Von Katrin Löwe 19.08.2005, 17:34

Hohenmölsen/MZ. - Die Erinnerung an Bagdad ist bei René Gose noch lebendig. Daran, dass es am Simpelsten fehlte, um die im Krieg verletzten Kinder behandeln zu können. Auch daran, dass er den Verwandten am Telefon berichtete, es sei alles ruhig, während sein Kompagnon Robby Clemens dem Fernsehen nahezu zeitgleich ein Interview über ein Bombenattentat gab, das gerade vor der Unterkunft geschehen war.

Die beiden Extremsportler aus Halle und Hohenmölsen hat die Situation im Irak vor zwei Jahren nicht davon abgehalten, 500 Kilometer zu laufen, um Geld für Kinder zu sammeln. "Man hat uns empfohlen, die Aktion abzubrechen. Aber wenn wir uns etwas vornehmen, ziehen wir das durch", sagt Gose.

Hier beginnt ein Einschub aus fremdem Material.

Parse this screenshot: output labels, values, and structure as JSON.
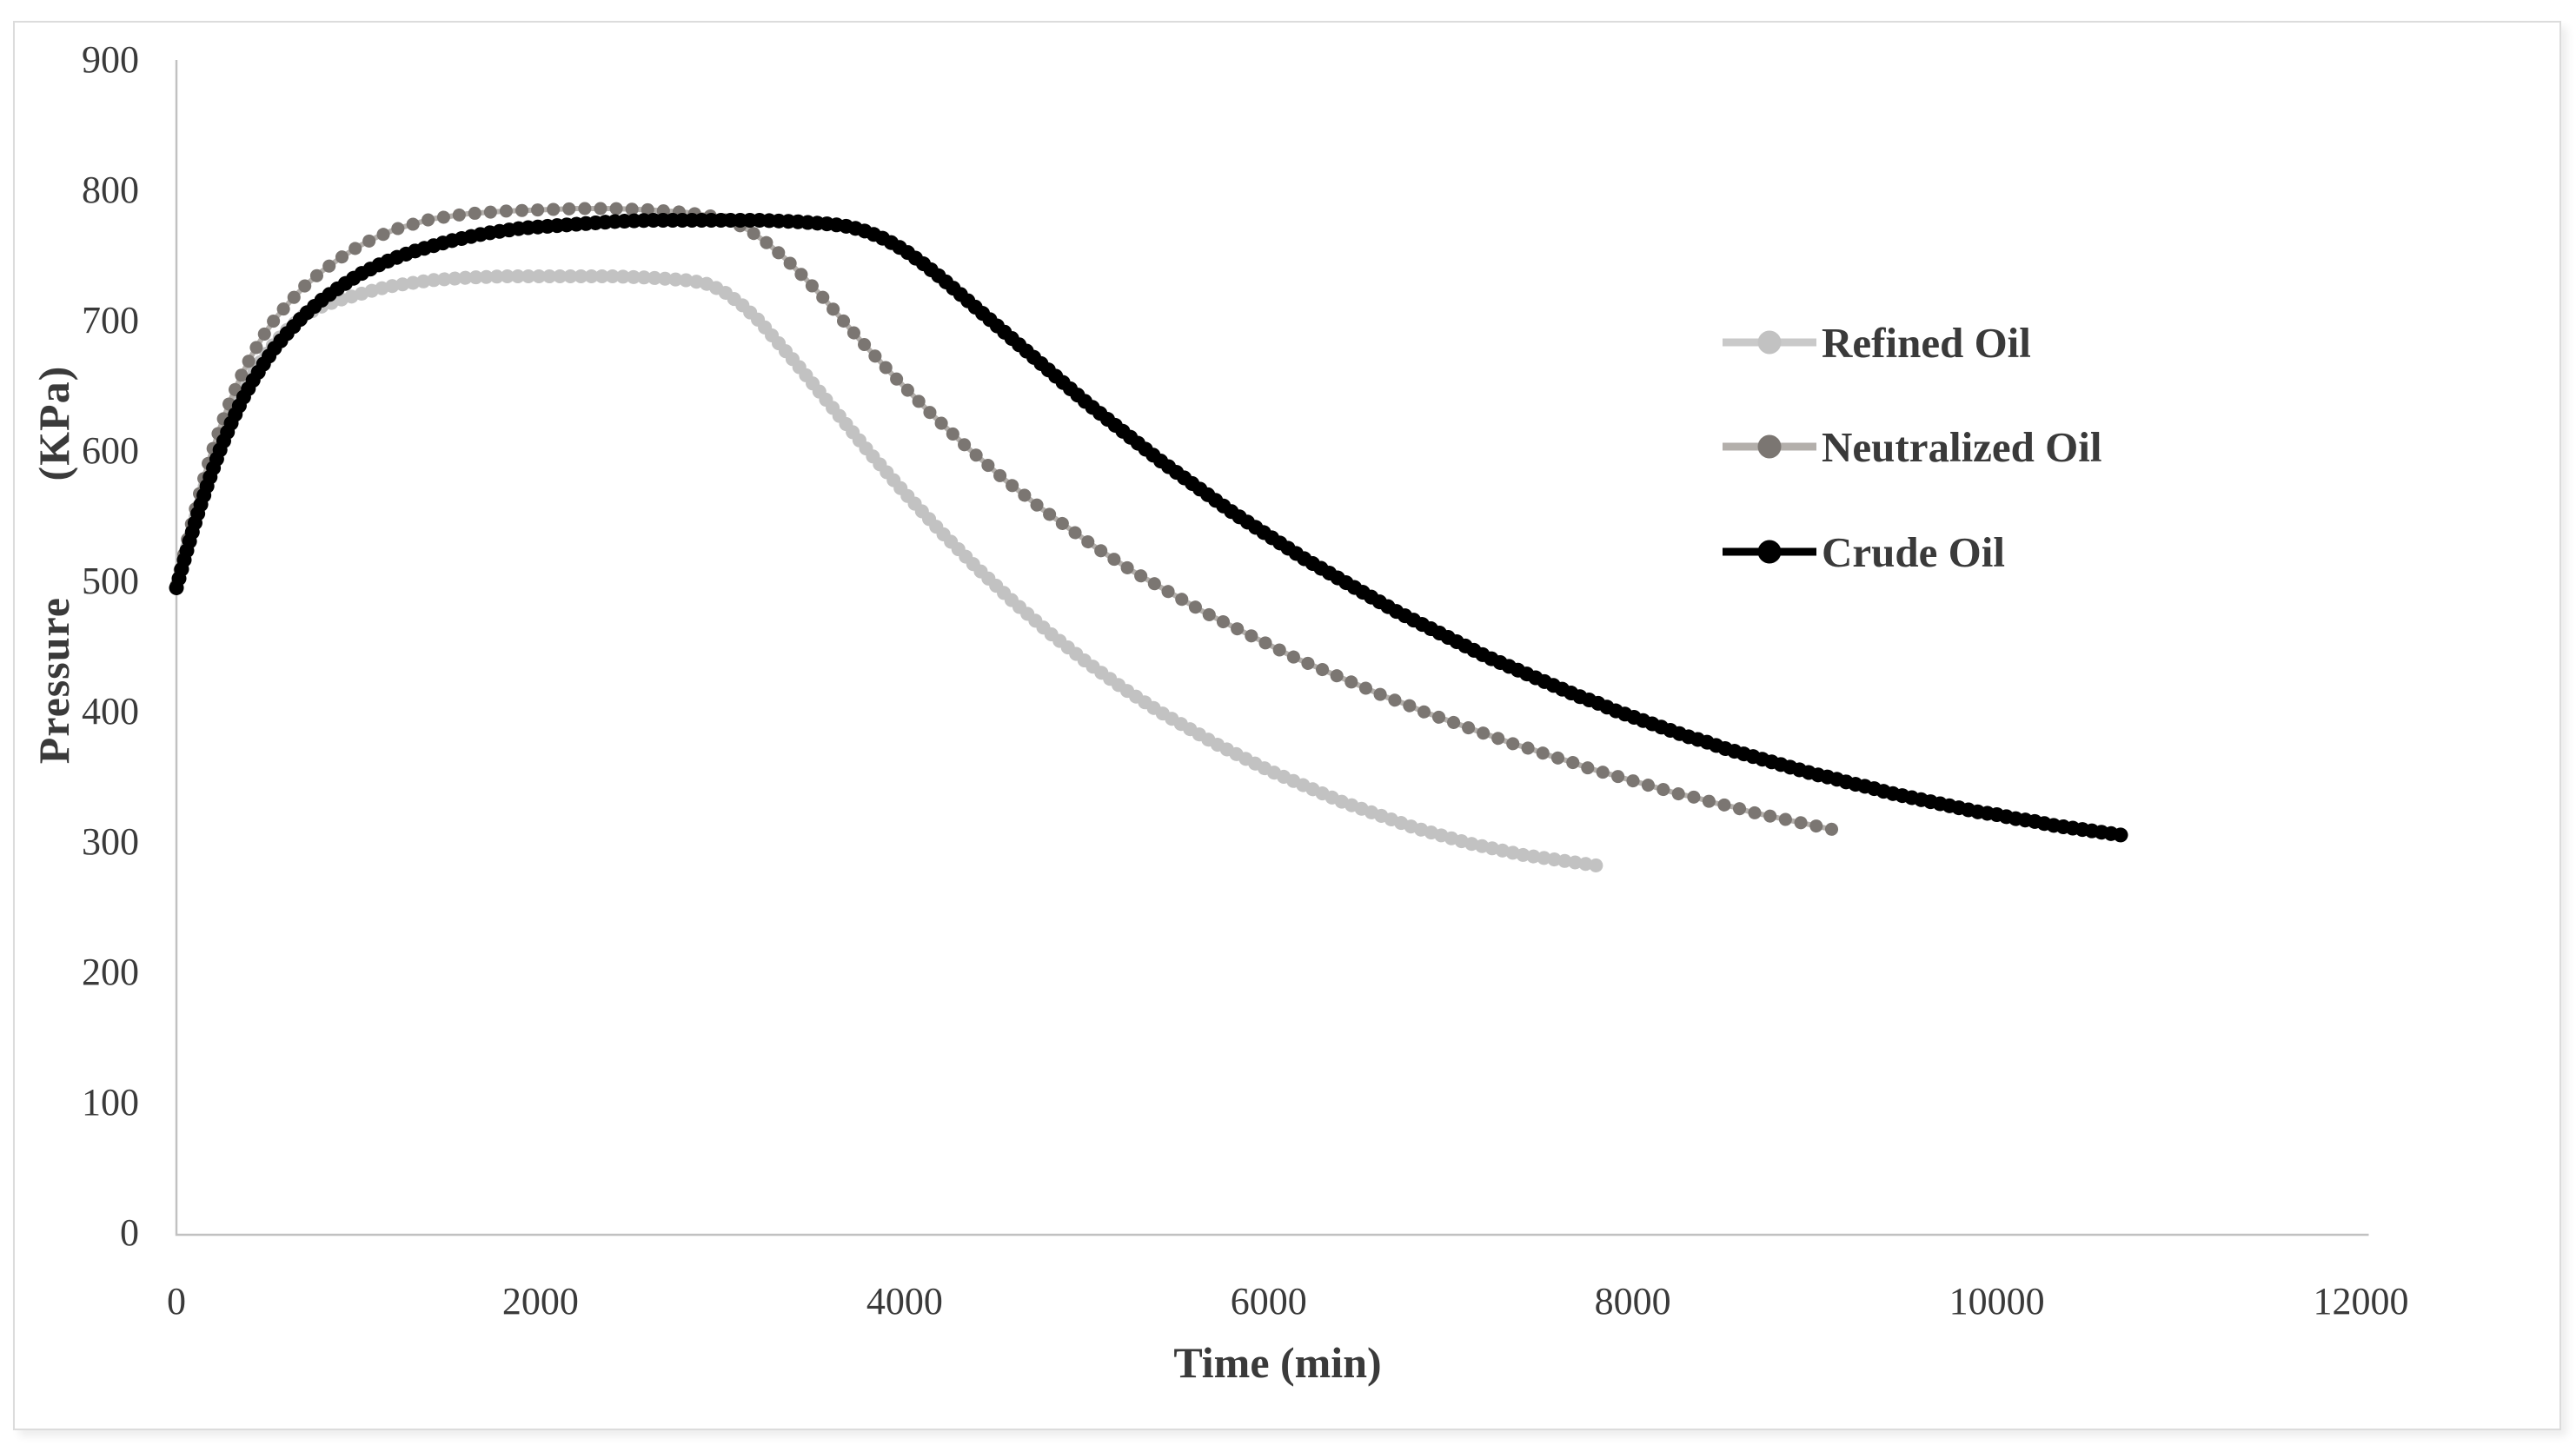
{
  "text_color": "#3a3a3a",
  "frame": {
    "border_color": "#dcdcdc"
  },
  "chart_data": {
    "type": "line",
    "title": "",
    "grid": false,
    "x_axis": {
      "title": "Time (min)",
      "min": 0,
      "max": 12000,
      "tick_step": 2000,
      "ticks": [
        0,
        2000,
        4000,
        6000,
        8000,
        10000,
        12000
      ],
      "axis_color": "#c1c1c1"
    },
    "y_axis": {
      "title": "Pressure (KPa)",
      "min": 0,
      "max": 900,
      "tick_step": 100,
      "ticks": [
        0,
        100,
        200,
        300,
        400,
        500,
        600,
        700,
        800,
        900
      ],
      "axis_color": "#c1c1c1"
    },
    "legend": {
      "position": "right",
      "items": [
        "Refined Oil",
        "Neutralized Oil",
        "Crude Oil"
      ]
    },
    "series": [
      {
        "name": "Refined Oil",
        "marker_color": "#c2c2c2",
        "line_color": "#c9c9c9",
        "points": [
          [
            0,
            495
          ],
          [
            60,
            527
          ],
          [
            120,
            557
          ],
          [
            180,
            584
          ],
          [
            240,
            607
          ],
          [
            300,
            627
          ],
          [
            360,
            645
          ],
          [
            420,
            660
          ],
          [
            480,
            672
          ],
          [
            540,
            683
          ],
          [
            600,
            692
          ],
          [
            700,
            704
          ],
          [
            800,
            711
          ],
          [
            900,
            716
          ],
          [
            1000,
            720
          ],
          [
            1100,
            724
          ],
          [
            1200,
            727
          ],
          [
            1400,
            731
          ],
          [
            1600,
            733
          ],
          [
            1800,
            734
          ],
          [
            2000,
            734
          ],
          [
            2200,
            734
          ],
          [
            2400,
            734
          ],
          [
            2600,
            733
          ],
          [
            2800,
            731
          ],
          [
            2900,
            729
          ],
          [
            3000,
            723
          ],
          [
            3100,
            713
          ],
          [
            3200,
            700
          ],
          [
            3300,
            684
          ],
          [
            3400,
            668
          ],
          [
            3500,
            651
          ],
          [
            3600,
            634
          ],
          [
            3700,
            617
          ],
          [
            3800,
            600
          ],
          [
            3900,
            584
          ],
          [
            4000,
            568
          ],
          [
            4100,
            553
          ],
          [
            4200,
            538
          ],
          [
            4300,
            524
          ],
          [
            4400,
            510
          ],
          [
            4500,
            497
          ],
          [
            4600,
            484
          ],
          [
            4700,
            472
          ],
          [
            4800,
            460
          ],
          [
            4900,
            449
          ],
          [
            5000,
            438
          ],
          [
            5100,
            428
          ],
          [
            5200,
            418
          ],
          [
            5300,
            409
          ],
          [
            5400,
            400
          ],
          [
            5500,
            392
          ],
          [
            5600,
            384
          ],
          [
            5700,
            376
          ],
          [
            5800,
            369
          ],
          [
            5900,
            362
          ],
          [
            6000,
            355
          ],
          [
            6100,
            349
          ],
          [
            6200,
            343
          ],
          [
            6300,
            337
          ],
          [
            6400,
            331
          ],
          [
            6500,
            326
          ],
          [
            6600,
            321
          ],
          [
            6700,
            316
          ],
          [
            6800,
            311
          ],
          [
            6900,
            307
          ],
          [
            7000,
            303
          ],
          [
            7100,
            299
          ],
          [
            7200,
            296
          ],
          [
            7300,
            293
          ],
          [
            7400,
            290
          ],
          [
            7500,
            288
          ],
          [
            7600,
            286
          ],
          [
            7700,
            284
          ],
          [
            7800,
            282
          ]
        ]
      },
      {
        "name": "Neutralized Oil",
        "marker_color": "#7b7672",
        "line_color": "#b3afab",
        "points": [
          [
            0,
            497
          ],
          [
            60,
            532
          ],
          [
            120,
            564
          ],
          [
            180,
            593
          ],
          [
            240,
            618
          ],
          [
            300,
            640
          ],
          [
            360,
            659
          ],
          [
            420,
            675
          ],
          [
            480,
            689
          ],
          [
            540,
            701
          ],
          [
            600,
            711
          ],
          [
            700,
            726
          ],
          [
            800,
            738
          ],
          [
            900,
            748
          ],
          [
            1000,
            757
          ],
          [
            1100,
            764
          ],
          [
            1200,
            770
          ],
          [
            1300,
            774
          ],
          [
            1400,
            778
          ],
          [
            1500,
            780
          ],
          [
            1600,
            782
          ],
          [
            1800,
            784
          ],
          [
            2000,
            785
          ],
          [
            2200,
            786
          ],
          [
            2400,
            786
          ],
          [
            2600,
            785
          ],
          [
            2800,
            783
          ],
          [
            2950,
            780
          ],
          [
            3050,
            776
          ],
          [
            3150,
            769
          ],
          [
            3250,
            759
          ],
          [
            3350,
            747
          ],
          [
            3450,
            733
          ],
          [
            3550,
            718
          ],
          [
            3650,
            702
          ],
          [
            3750,
            686
          ],
          [
            3850,
            671
          ],
          [
            3950,
            656
          ],
          [
            4050,
            642
          ],
          [
            4150,
            628
          ],
          [
            4250,
            615
          ],
          [
            4350,
            602
          ],
          [
            4450,
            590
          ],
          [
            4550,
            578
          ],
          [
            4650,
            567
          ],
          [
            4750,
            556
          ],
          [
            4850,
            546
          ],
          [
            4950,
            536
          ],
          [
            5050,
            526
          ],
          [
            5150,
            517
          ],
          [
            5250,
            508
          ],
          [
            5350,
            500
          ],
          [
            5450,
            492
          ],
          [
            5550,
            484
          ],
          [
            5650,
            476
          ],
          [
            5750,
            469
          ],
          [
            5850,
            462
          ],
          [
            5950,
            455
          ],
          [
            6050,
            448
          ],
          [
            6150,
            441
          ],
          [
            6250,
            435
          ],
          [
            6350,
            429
          ],
          [
            6450,
            423
          ],
          [
            6550,
            417
          ],
          [
            6650,
            411
          ],
          [
            6750,
            406
          ],
          [
            6850,
            400
          ],
          [
            6950,
            395
          ],
          [
            7050,
            390
          ],
          [
            7150,
            385
          ],
          [
            7250,
            380
          ],
          [
            7350,
            375
          ],
          [
            7450,
            371
          ],
          [
            7550,
            366
          ],
          [
            7650,
            362
          ],
          [
            7750,
            357
          ],
          [
            7850,
            353
          ],
          [
            7950,
            349
          ],
          [
            8050,
            345
          ],
          [
            8150,
            341
          ],
          [
            8250,
            337
          ],
          [
            8350,
            334
          ],
          [
            8450,
            330
          ],
          [
            8550,
            327
          ],
          [
            8650,
            323
          ],
          [
            8750,
            320
          ],
          [
            8850,
            317
          ],
          [
            8950,
            314
          ],
          [
            9050,
            311
          ],
          [
            9120,
            309
          ]
        ]
      },
      {
        "name": "Crude Oil",
        "marker_color": "#000000",
        "line_color": "#000000",
        "points": [
          [
            0,
            495
          ],
          [
            60,
            525
          ],
          [
            120,
            553
          ],
          [
            180,
            578
          ],
          [
            240,
            601
          ],
          [
            300,
            621
          ],
          [
            360,
            639
          ],
          [
            420,
            654
          ],
          [
            480,
            667
          ],
          [
            540,
            679
          ],
          [
            600,
            689
          ],
          [
            700,
            704
          ],
          [
            800,
            716
          ],
          [
            900,
            726
          ],
          [
            1000,
            735
          ],
          [
            1100,
            742
          ],
          [
            1200,
            748
          ],
          [
            1300,
            753
          ],
          [
            1400,
            757
          ],
          [
            1500,
            761
          ],
          [
            1600,
            764
          ],
          [
            1700,
            767
          ],
          [
            1800,
            769
          ],
          [
            1900,
            771
          ],
          [
            2000,
            772
          ],
          [
            2200,
            774
          ],
          [
            2400,
            776
          ],
          [
            2600,
            777
          ],
          [
            2800,
            777
          ],
          [
            3000,
            777
          ],
          [
            3200,
            777
          ],
          [
            3400,
            776
          ],
          [
            3500,
            775
          ],
          [
            3600,
            774
          ],
          [
            3700,
            772
          ],
          [
            3800,
            768
          ],
          [
            3900,
            762
          ],
          [
            4000,
            754
          ],
          [
            4100,
            744
          ],
          [
            4200,
            733
          ],
          [
            4300,
            721
          ],
          [
            4400,
            709
          ],
          [
            4500,
            697
          ],
          [
            4600,
            685
          ],
          [
            4700,
            673
          ],
          [
            4800,
            661
          ],
          [
            4900,
            649
          ],
          [
            5000,
            637
          ],
          [
            5100,
            626
          ],
          [
            5200,
            615
          ],
          [
            5300,
            604
          ],
          [
            5400,
            593
          ],
          [
            5500,
            583
          ],
          [
            5600,
            573
          ],
          [
            5700,
            563
          ],
          [
            5800,
            553
          ],
          [
            5900,
            544
          ],
          [
            6000,
            535
          ],
          [
            6100,
            526
          ],
          [
            6200,
            517
          ],
          [
            6300,
            509
          ],
          [
            6400,
            501
          ],
          [
            6500,
            493
          ],
          [
            6600,
            485
          ],
          [
            6700,
            477
          ],
          [
            6800,
            470
          ],
          [
            6900,
            463
          ],
          [
            7000,
            456
          ],
          [
            7100,
            449
          ],
          [
            7200,
            442
          ],
          [
            7300,
            436
          ],
          [
            7400,
            430
          ],
          [
            7500,
            424
          ],
          [
            7600,
            418
          ],
          [
            7700,
            412
          ],
          [
            7800,
            407
          ],
          [
            7900,
            401
          ],
          [
            8000,
            396
          ],
          [
            8100,
            391
          ],
          [
            8200,
            386
          ],
          [
            8300,
            381
          ],
          [
            8400,
            377
          ],
          [
            8500,
            372
          ],
          [
            8600,
            368
          ],
          [
            8700,
            364
          ],
          [
            8800,
            360
          ],
          [
            8900,
            356
          ],
          [
            9000,
            352
          ],
          [
            9100,
            349
          ],
          [
            9200,
            345
          ],
          [
            9300,
            342
          ],
          [
            9400,
            338
          ],
          [
            9500,
            335
          ],
          [
            9600,
            332
          ],
          [
            9700,
            329
          ],
          [
            9800,
            326
          ],
          [
            9900,
            323
          ],
          [
            10000,
            321
          ],
          [
            10100,
            318
          ],
          [
            10200,
            316
          ],
          [
            10300,
            313
          ],
          [
            10400,
            311
          ],
          [
            10500,
            309
          ],
          [
            10600,
            307
          ],
          [
            10700,
            305
          ]
        ]
      }
    ]
  }
}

Durchziehen heißt es für die beiden auch ab kommenden Montag. Dann starten sie nach dem Irak-Lauf 2003 und dem von Athen nach Österreich 2004 ihre dritte soziale Extrem-Tour: Anlässlich der 925-Jahr-Feier von Hohenmölsen werden beide bis zum 28. August eine genau 925 Kilometer lange Strecke von der Partnerstadt Bad Friedrichshall nach Hohenmölsen zurücklegen. Spendengelder, die sie dabei einsammeln, gehen an den Verein "Dia-Bolus", der Vorsorgekuren für diabeteskranke Kinder unterstützt.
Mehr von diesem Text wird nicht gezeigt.